SQL databases¶
Note
If you need to create temporary tables, use CREATE TEMPORARY TABLE. If you need to create persistent tables, create a new schema first; do not create tables in the public schema.
Connect to a database¶
Note
To query the database directly from your personal computer, request a personal SQL user account from James or Yohanna, and configure psql, Beekeeper Studio and/or pgAdmin to use it.
OCP has a main database on the postgres.kingfisher.open-contracting.org server.
psql¶
If PostgreSQL is installed, you can use psql, PostgreSQL’s interactive terminal, from the command-line.
For security, remember to set sslmode to require.
psql "dbname=DBNAME user=USERNAME host=HOST sslmode=require"
For example:
psql "dbname=kingfisher_process user=jmckinney host=postgres.kingfisher.open-contracting.org sslmode=require"
Instead of entering your password each time, you can add your credentials to the PostgreSQL Password File, replacing USER and PASS:
echo 'postgres.kingfisher.open-contracting.org:5432:kingfisher_process:USERNAME:PASSWORD' >> ~/.pgpass
Then, set the permissions of the ~/.pgpass file:
chmod 600 ~/.pgpass
Tip
If you are logged into the postgres.kingfisher.open-contracting.org server, you can also run:
psql kingfisher_process
Beekeeper Studio¶
Beekeeper Studio is a cross-platform app for querying databases. Use the open-source Community Edition.

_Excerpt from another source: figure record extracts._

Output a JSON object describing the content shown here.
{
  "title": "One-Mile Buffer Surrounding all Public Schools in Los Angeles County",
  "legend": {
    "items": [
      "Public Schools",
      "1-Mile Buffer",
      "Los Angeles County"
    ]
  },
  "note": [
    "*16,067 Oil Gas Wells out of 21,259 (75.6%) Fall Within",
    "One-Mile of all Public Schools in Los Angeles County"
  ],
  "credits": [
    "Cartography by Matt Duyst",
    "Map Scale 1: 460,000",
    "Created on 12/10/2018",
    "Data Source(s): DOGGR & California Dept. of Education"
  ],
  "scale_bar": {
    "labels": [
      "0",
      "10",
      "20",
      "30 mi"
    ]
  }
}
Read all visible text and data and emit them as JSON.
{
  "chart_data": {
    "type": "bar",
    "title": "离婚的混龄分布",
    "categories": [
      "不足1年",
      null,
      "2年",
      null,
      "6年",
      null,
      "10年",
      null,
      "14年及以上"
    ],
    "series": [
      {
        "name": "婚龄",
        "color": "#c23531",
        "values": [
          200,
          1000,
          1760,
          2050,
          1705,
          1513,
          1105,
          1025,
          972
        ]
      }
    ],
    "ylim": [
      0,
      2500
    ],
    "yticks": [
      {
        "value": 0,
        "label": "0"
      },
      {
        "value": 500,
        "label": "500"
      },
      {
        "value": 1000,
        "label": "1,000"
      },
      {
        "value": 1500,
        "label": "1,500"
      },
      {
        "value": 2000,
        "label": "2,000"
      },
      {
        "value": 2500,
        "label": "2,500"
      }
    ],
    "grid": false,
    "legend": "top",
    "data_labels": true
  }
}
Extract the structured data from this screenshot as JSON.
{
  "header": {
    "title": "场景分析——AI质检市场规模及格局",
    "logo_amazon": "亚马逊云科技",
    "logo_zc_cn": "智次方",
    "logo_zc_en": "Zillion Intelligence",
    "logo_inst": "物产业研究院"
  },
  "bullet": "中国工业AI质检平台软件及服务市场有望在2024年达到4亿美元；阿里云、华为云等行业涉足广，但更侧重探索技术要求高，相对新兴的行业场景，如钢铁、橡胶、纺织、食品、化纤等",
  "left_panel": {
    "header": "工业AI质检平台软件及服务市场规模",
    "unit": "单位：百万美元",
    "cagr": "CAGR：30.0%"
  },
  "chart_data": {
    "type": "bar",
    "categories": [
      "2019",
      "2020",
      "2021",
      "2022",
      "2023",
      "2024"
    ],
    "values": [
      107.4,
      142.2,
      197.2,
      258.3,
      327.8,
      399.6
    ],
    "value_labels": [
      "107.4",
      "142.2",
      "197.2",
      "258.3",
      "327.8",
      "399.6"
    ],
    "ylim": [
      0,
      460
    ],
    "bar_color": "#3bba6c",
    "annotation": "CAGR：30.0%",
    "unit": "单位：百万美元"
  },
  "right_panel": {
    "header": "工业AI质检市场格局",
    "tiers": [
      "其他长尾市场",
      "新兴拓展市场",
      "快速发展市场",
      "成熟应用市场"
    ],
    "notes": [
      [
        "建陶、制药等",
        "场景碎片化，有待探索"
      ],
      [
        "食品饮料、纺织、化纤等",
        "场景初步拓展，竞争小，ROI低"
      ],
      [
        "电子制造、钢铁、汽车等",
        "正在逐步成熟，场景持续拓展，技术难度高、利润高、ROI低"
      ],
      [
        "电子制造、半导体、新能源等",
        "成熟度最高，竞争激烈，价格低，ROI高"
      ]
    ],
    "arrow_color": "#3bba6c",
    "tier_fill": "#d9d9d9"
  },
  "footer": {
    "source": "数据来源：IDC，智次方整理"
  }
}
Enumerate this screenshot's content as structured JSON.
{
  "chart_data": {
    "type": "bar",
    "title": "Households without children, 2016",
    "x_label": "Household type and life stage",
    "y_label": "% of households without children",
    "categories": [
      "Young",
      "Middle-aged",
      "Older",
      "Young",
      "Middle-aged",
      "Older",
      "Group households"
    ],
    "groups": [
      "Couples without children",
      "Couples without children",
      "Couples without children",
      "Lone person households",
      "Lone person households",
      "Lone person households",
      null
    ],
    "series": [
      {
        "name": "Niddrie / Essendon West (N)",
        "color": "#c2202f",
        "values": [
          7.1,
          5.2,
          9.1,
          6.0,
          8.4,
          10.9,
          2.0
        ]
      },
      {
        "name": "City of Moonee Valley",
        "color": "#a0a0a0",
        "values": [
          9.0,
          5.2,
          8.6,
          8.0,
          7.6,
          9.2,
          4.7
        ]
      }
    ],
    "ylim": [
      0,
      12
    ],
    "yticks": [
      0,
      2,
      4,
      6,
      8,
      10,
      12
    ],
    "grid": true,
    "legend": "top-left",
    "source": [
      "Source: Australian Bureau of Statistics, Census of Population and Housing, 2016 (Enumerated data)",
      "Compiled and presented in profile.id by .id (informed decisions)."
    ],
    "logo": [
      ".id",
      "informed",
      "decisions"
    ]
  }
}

For security, remember to check Enable SSL.
Select “Postgres” from Connection Type
Set the Host, e.g. “postgres.kingfisher.open-contracting.org”
Check Enable SSL
Set the User
Set the Password
Set the Default Database, e.g. “kingfisher_process”
Click the Test button
Then, either click the Connect button or set the Connection Name and click Save.
pgAdmin¶
pgAdmin is a locally hosted web interface for querying databases.
For security, remember to set SSL mode to “Require”.
Open the Object > Create > Server… menu item
Set the Name, e.g. “Kingfisher”
Click the Connection tab
Set the Host name/address, e.g. “postgres.kingfisher.open-contracting.org”
Set the Username
Set the Password
Check Save password?
Click the SSL tab
Set SSL mode to “Require”
Click the Save button
To avoid unnecessary queries to the database, please make these one-time configuration changes:
Open the File > Preferences menu item
Click Display under Dashboards in the sidebar
Uncheck Show activity?
Uncheck Show graphs?
Click the Save button
Google Colaboratory¶
Google Colaboratory is an executable document to write, run and share code in Google Drive, similar to Jupyter Notebook.
Install the ocdskingfishercolab Python package, which installs the ipython-sql Python package.
For security, remember to set sslmode to 'require'.
%sql postgresql://USERNAME:PASSWORD@postgres.kingfisher.open-contracting.org/kingfisher_process?sslmode=require
Note
There is an open issue to use Colaboratory Forms to store credentials.
Python¶
Python is the programming language in which many OCDS tools are written.
Install the psycopg2 Python package.
For security, remember to set sslmode to 'require'.
import psycopg2
conn = psycopg2.connect(
dbname='kingfisher_process',
user='USER',
password='PASSWORD',
host='postgres.kingfisher.open-contracting.org',
sslmode='require')
Improve slow queries¶
See also
Define tables, Define indexes and Paginate rows under PostgreSQL in the Software Development Handbook
To see the queries running under your user account, run:
SELECT pid, client_addr, usename, state, wait_event_type, NOW() - query_start AS time, query
FROM pg_stat_activity
WHERE query <> ''
ORDER BY time DESC;
Find your username in the usename column. The time column indicates how long the query has run for. If it is longer than one minute, it is slow.
In general, a query is slow due to not using indexes for its JOIN and/or WHERE clauses. Using indexes can decrease the running time from hours/days to seconds.
Tip
For tables created by Kingfisher Summarize, always JOIN on the id column, which has an index, and never on the ocid column, which has no index.
To see the indexes on a table, run \d TABLE_NAME. A view cannot have indexes; instead, check the indexes on the tables it queries. To see a view’s query, run \d+ VIEW_NAME.
If the columns in the query’s JOIN and/or WHERE clauses aren’t indexed, and you can’t change the clauses to use columns that are indexed, open an issue on GitHub about adding an index to the table.
To stop a query, run, replacing PID with the appropriate value from the pid column:
SELECT pg_cancel_backend(PID)